Now came the uniform of death, each piece caked in congealed blood, a leather apron plus leggings and gauntlets were produced from the back of the dray, as were a sharp knife and a captive bolt gun.
To a chorus of jeers from the assembled crowd, Cockbill would don his uniform, steel his knife and load a point 22 blank cartridge into the bolt gun.
Unperturbed by the heckling, Cockbill would place the gun on top of the beasts’ head and with a heavy maul strike the firing pin, there’d be a resounding crack and the beast would slump motionless to the road.
Once again the crowd took up the chorus.
‘Son of a Whore.’
Statements that drew no more than a wicked sneer or a theatrical twist of his long moustaches from the man they were directed at. Next came a thorough steeling of his knife then he’d pull the animal’s head back and cut the beast’s throat. A huge gush of blood would spurt onto the road and run down the gutter attracting a swarm of flies. The spectators would cheer their approval then promptly go home to enjoy their dinner, leaving Cockbill to load the beast onto the dray and the fly’s to feast on the blood in the gutter.
What about my recollection of dads army and the ARP during war time?
Edwin I I have enjoyed your commentary so much. I’ve lived in North Melbourne since the 90s, and it’s amazing to hear this history from someone who was there.

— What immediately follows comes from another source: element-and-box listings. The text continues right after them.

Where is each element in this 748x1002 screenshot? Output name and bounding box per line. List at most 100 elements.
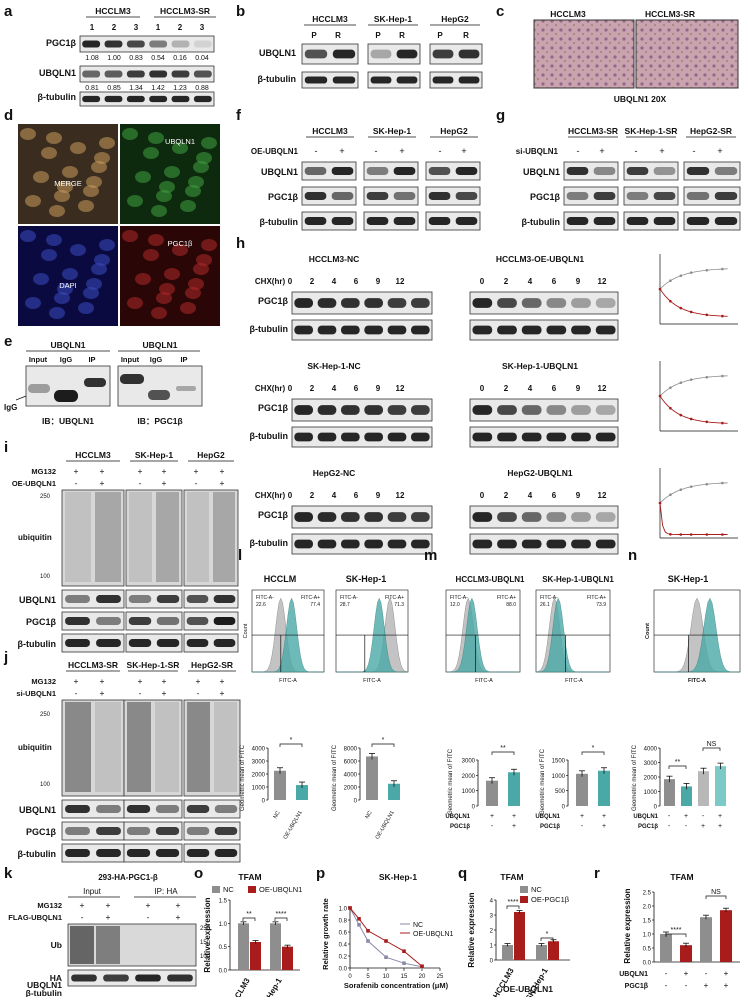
- ihc-image-hcclm3-sr: [635, 19, 739, 89]
- y-axis-label: Count: [645, 623, 651, 639]
- group-label: HepG2-SR: [191, 660, 233, 670]
- cell: [196, 152, 212, 164]
- blot-band: [411, 325, 430, 335]
- cell: [127, 297, 143, 309]
- blot-band: [104, 40, 123, 48]
- mw-marker: 100: [40, 574, 51, 580]
- cell: [99, 137, 115, 149]
- cell: [127, 195, 143, 207]
- decay-point: [679, 533, 683, 536]
- tfam-bar: [720, 910, 732, 962]
- cell: [25, 195, 41, 207]
- decay-point: [689, 378, 693, 381]
- cell: [20, 230, 36, 242]
- cell: [70, 244, 86, 256]
- sign: -: [197, 688, 200, 698]
- gate-value: 77.4: [310, 602, 320, 608]
- cell: [180, 200, 196, 212]
- tubulin-blot: [123, 843, 183, 863]
- sig-label: *: [382, 737, 385, 744]
- group-label: HCCLM3-SR: [568, 126, 618, 136]
- blot-band: [411, 405, 430, 415]
- decay-point: [679, 488, 683, 492]
- sign: -: [147, 912, 150, 922]
- gate-value: 12.0: [450, 602, 460, 608]
- blot-band: [171, 70, 190, 78]
- y-tick-label: 1.0: [643, 933, 652, 939]
- cell: [78, 302, 94, 314]
- gate-label: FITC-A-: [340, 595, 358, 601]
- sign: +: [138, 676, 143, 686]
- cell: [201, 239, 217, 251]
- quant-value: 0.88: [195, 85, 209, 92]
- time-label: 4: [332, 384, 337, 393]
- image-caption: UBQLN1 20X: [614, 94, 667, 104]
- y-tick-label: 1.0: [339, 907, 348, 913]
- group-label: SK-Hep-1-SR: [127, 660, 180, 670]
- panel-letter: b: [236, 3, 245, 20]
- group-label: SK-Hep-1: [135, 450, 174, 460]
- row-label: β-tubulin: [18, 849, 56, 859]
- fitc-bar: [681, 786, 692, 806]
- group-label: HCCLM3-SR: [68, 660, 118, 670]
- gate-value: 22.6: [256, 602, 266, 608]
- blot-band: [304, 49, 328, 59]
- blot-band: [366, 167, 389, 175]
- cell: [62, 166, 78, 178]
- sig-label: NS: [711, 889, 721, 896]
- tubulin-blot: [183, 843, 241, 863]
- pgc-blot: [425, 186, 481, 206]
- row-label: UBQLN1: [261, 167, 298, 177]
- blot-band: [626, 192, 649, 200]
- blot-band: [686, 217, 710, 225]
- decay-point: [658, 394, 662, 398]
- blot-band: [364, 539, 383, 549]
- blot-band: [393, 217, 416, 225]
- pgc-chx-blot: [469, 505, 619, 529]
- decay-curve-nc: [659, 268, 728, 290]
- blot-band: [317, 298, 337, 308]
- decay-point: [721, 374, 724, 378]
- blot-band: [566, 217, 589, 225]
- fitc-bar: [508, 772, 520, 806]
- sign: +: [106, 912, 111, 922]
- x-tick-label: 15: [401, 974, 408, 980]
- sub-label: Input: [83, 887, 102, 896]
- tfam-bar: [250, 942, 261, 970]
- panel-letter: h: [236, 235, 245, 252]
- blot-band: [472, 405, 493, 415]
- blot-band: [370, 76, 392, 84]
- decay-point: [669, 493, 672, 497]
- sign: +: [74, 466, 79, 476]
- blot-band: [317, 325, 337, 335]
- y-tick-label: 1.5: [643, 919, 652, 925]
- row-label: UBQLN1: [259, 48, 296, 58]
- tubulin-blot: [291, 426, 433, 448]
- sign: +: [718, 813, 722, 820]
- cell: [188, 278, 204, 290]
- growth-point: [402, 949, 406, 953]
- sign: -: [665, 969, 668, 978]
- cell: [70, 142, 86, 154]
- panel-letter: f: [236, 107, 242, 124]
- sign: +: [599, 146, 604, 156]
- y-tick-label: 1.0: [219, 922, 228, 928]
- tfam-bar: [282, 946, 293, 970]
- y-tick-label: 1000: [462, 789, 476, 795]
- blot-band: [96, 849, 121, 857]
- cell: [201, 137, 217, 149]
- tfam-bar: [700, 917, 712, 962]
- blot-band: [653, 167, 676, 175]
- row-label: β-tubulin: [26, 988, 62, 997]
- blot-band: [595, 539, 616, 549]
- y-tick-label: 3: [490, 914, 494, 920]
- time-label: 9: [576, 491, 581, 500]
- igg-pointer: [15, 395, 27, 401]
- sign: +: [718, 823, 722, 830]
- decay-curve-nc: [659, 375, 728, 397]
- quant-value: 0.85: [107, 85, 121, 92]
- blot-band: [331, 167, 354, 175]
- blot-band: [521, 512, 542, 522]
- time-label: 0: [288, 384, 293, 393]
- lane-label: R: [399, 31, 405, 40]
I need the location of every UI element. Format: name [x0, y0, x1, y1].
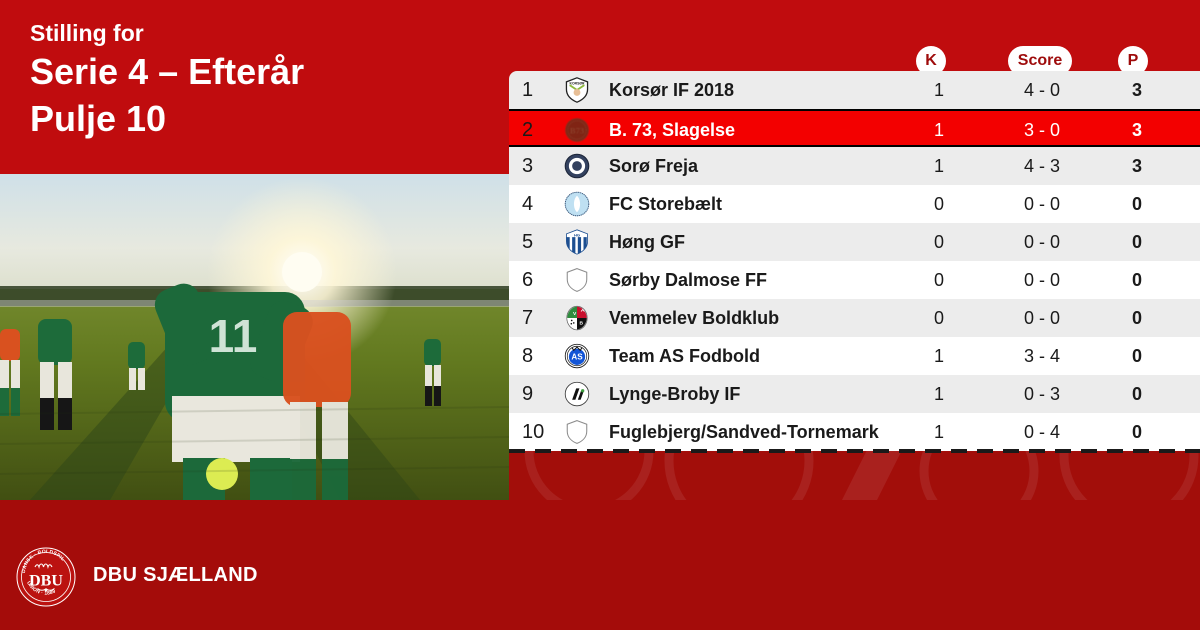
svg-text:DBU: DBU	[29, 573, 63, 590]
svg-text:HG: HG	[574, 232, 580, 237]
svg-text:B73: B73	[570, 126, 584, 136]
svg-text:KORSØR: KORSØR	[570, 81, 585, 85]
svg-text:11: 11	[209, 310, 258, 362]
svg-text:AS: AS	[571, 353, 583, 362]
svg-text:B: B	[579, 321, 583, 327]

Worked at Kimpton for 15yrs from 1974-1990 worked for 6 yrs at barastoc and when is was sold to Arnott I moved to flour mill in maintance have old pics of the roller mill no3 operating before the new mill was built pics of the grounds buildings ect before demolsion and pics of construction of new mill and the industrial dispute that went on for mths ,Kimpton was a fantastic place to work until allied mills took over , with kimptons many fathers and sons worked there for 40 plus yrs an more not so after it was sold , I have pics before the new silos were built also , the high building you mention that is still standing is where wheat is washed and stored before being sent to the roller mill floor ,, without that building the mill cannot operate , other buildings in that pic are no1 mill at front of pic right hand side no2 mill on the left of the high rise building No2 mill and of course no3 mill were still operating when I worked there up until 1990 when new mill came online , I also have a book written by Lou Jones titled wher have all the flour mills gone , there were near 100,s of them , I also used to live at no 35 Elizabeth st when working there as all the houses were owned by the Kimpton family ,near
Nearly the whole block was owned by kimptons back in the 70,s very fond memories
Thanks for those memories and the information Steve!